Há uma comissão de inquérito, aliás foi viabilizada também pelo PS. Se os senhores deputados descobrirem mais do que aquilo que as autoridades judiciárias têm vindo a descobrir, excelente. Todos temos interesse que se saiba tudo e o mais rápido possível", defendeu.

O Expresso divulgou na quinta-feira que o ex-porta-voz da Polícia Judiciária Militar (PJM), major Vasco Brazão, disse ao juiz de instrução da investigação à recuperação do material militar furtado em Tancos que, no final do ano passado, e já depois de as armas terem sido recuperadas, deu conhecimento ao ministro da Defesa, juntamente com o então diretor daquela polícia, da “encenação montada em conjunto com a GNR de Loulé em torno da recuperação as armas furtadas” do paiol nacional de Tancos.

De acordo o Expresso, que refere fontes do processo, Vasco Brazão garantiu no tribunal que entregou pessoalmente no final do ano passado um memorando com a explicação de toda a operação ao chefe de gabinete de Azeredo Lopes, acrescentando que o tenente-general Martins Pereira contactou telefonicamente o ministro, à frente dos dois militares da PJM, para o informar da situação.

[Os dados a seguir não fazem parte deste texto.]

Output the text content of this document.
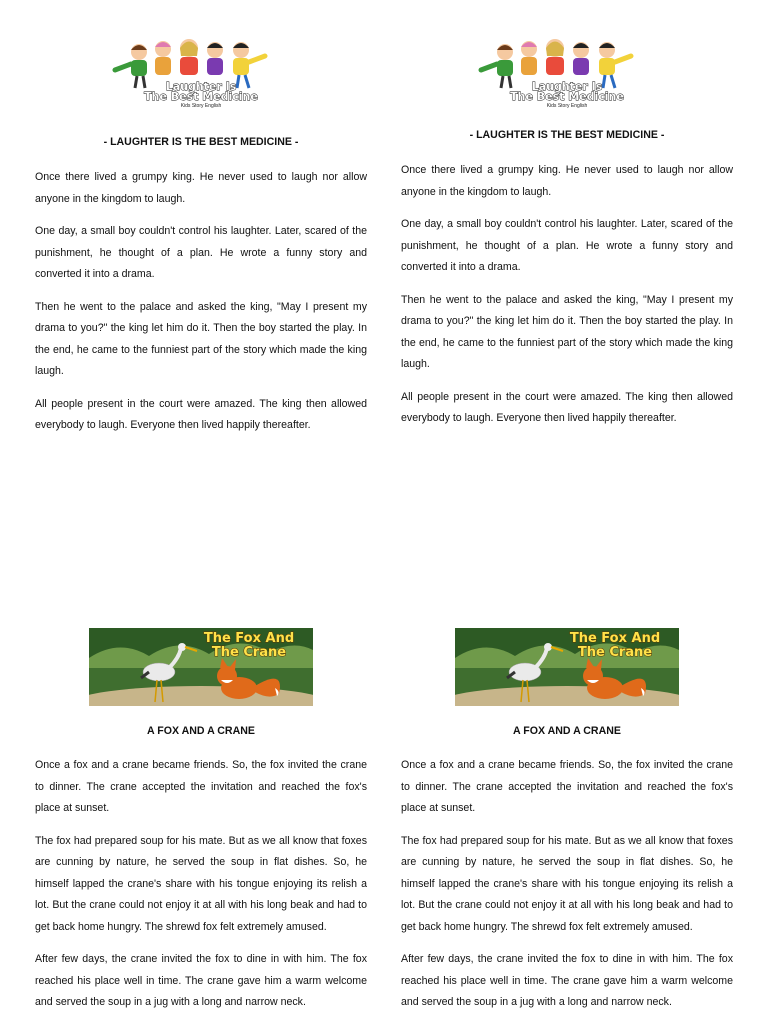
Laughter Is
The Best Medicine
Kids Story English

- LAUGHTER IS THE BEST MEDICINE -

Once there lived a grumpy king. He never used to laugh nor allow anyone in the kingdom to laugh.

One day, a small boy couldn't control his laughter. Later, scared of the punishment, he thought of a plan. He wrote a funny story and converted it into a drama.

Then he went to the palace and asked the king, "May I present my drama to you?" the king let him do it. Then the boy started the play. In the end, he came to the funniest part of the story which made the king laugh.

All people present in the court were amazed. The king then allowed everybody to laugh. Everyone then lived happily thereafter.

The Fox And
The Crane

A FOX AND A CRANE

Once a fox and a crane became friends. So, the fox invited the crane to dinner. The crane accepted the invitation and reached the fox's place at sunset.

The fox had prepared soup for his mate. But as we all know that foxes are cunning by nature, he served the soup in flat dishes. So, he himself lapped the crane's share with his tongue enjoying its relish a lot. But the crane could not enjoy it at all with his long beak and had to get back home hungry. The shrewd fox felt extremely amused.

After few days, the crane invited the fox to dine in with him. The fox reached his place well in time. The crane gave him a warm welcome and served the soup in a jug with a long and narrow neck.

Laughter Is
The Best Medicine
Kids Story English

- LAUGHTER IS THE BEST MEDICINE -

Once there lived a grumpy king. He never used to laugh nor allow anyone in the kingdom to laugh.

One day, a small boy couldn't control his laughter. Later, scared of the punishment, he thought of a plan. He wrote a funny story and converted it into a drama.

Then he went to the palace and asked the king, "May I present my drama to you?" the king let him do it. Then the boy started the play. In the end, he came to the funniest part of the story which made the king laugh.

All people present in the court were amazed. The king then allowed everybody to laugh. Everyone then lived happily thereafter.

The Fox And
The Crane

A FOX AND A CRANE

Once a fox and a crane became friends. So, the fox invited the crane to dinner. The crane accepted the invitation and reached the fox's place at sunset.

The fox had prepared soup for his mate. But as we all know that foxes are cunning by nature, he served the soup in flat dishes. So, he himself lapped the crane's share with his tongue enjoying its relish a lot. But the crane could not enjoy it at all with his long beak and had to get back home hungry. The shrewd fox felt extremely amused.

After few days, the crane invited the fox to dine in with him. The fox reached his place well in time. The crane gave him a warm welcome and served the soup in a jug with a long and narrow neck.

Ainda na quinta-feira, em Bruxelas, o ministro da Defesa Nacional negou “categoricamente” que “tenha tido conhecimento de qualquer encobrimento neste processo”.

Ao início da noite de quinta-feira, num e-mail enviado à agência Lusa, o ex-chefe de gabinete do ministro da Defesa admitiu que recebeu em novembro o coronel Luís Vieira e o major Brazão, mas nunca “descortinou” qualquer "indicação de encobrimento de eventuais culpados do furto de Tancos".

Em 25 de setembro, a Polícia Judiciária deteve, no âmbito da Operação Húbris, que investiga o caso da recuperação, na Chamusca, em outubro de 2017, das armas furtadas em Tancos, o diretor e outros três responsáveis da PJM, um civil e três elementos do Núcleo de Investigação Criminal da GNR de Loulé.

Na segunda-feira chegou a Portugal e foi detido o major Vasco Brazão, que foi porta-voz da PJM e estava em missão na República Centro-Africana.

Segundo o Ministério Público, em causa estão “factos suscetíveis de integrarem crimes de associação criminosa, denegação de justiça, prevaricação, falsificação de documentos, tráfico de influência, favorecimento pessoal praticado por funcionário, abuso de poder, recetação, detenção de arma proibida e tráfico de armas”.

O furto de material militar dos paióis de Tancos - instalação entretanto desativada - foi revelado no final de junho de 2017. Entre o material furtado estavam granadas, incluindo antitanque, explosivos de plástico e uma grande quantidade de munições.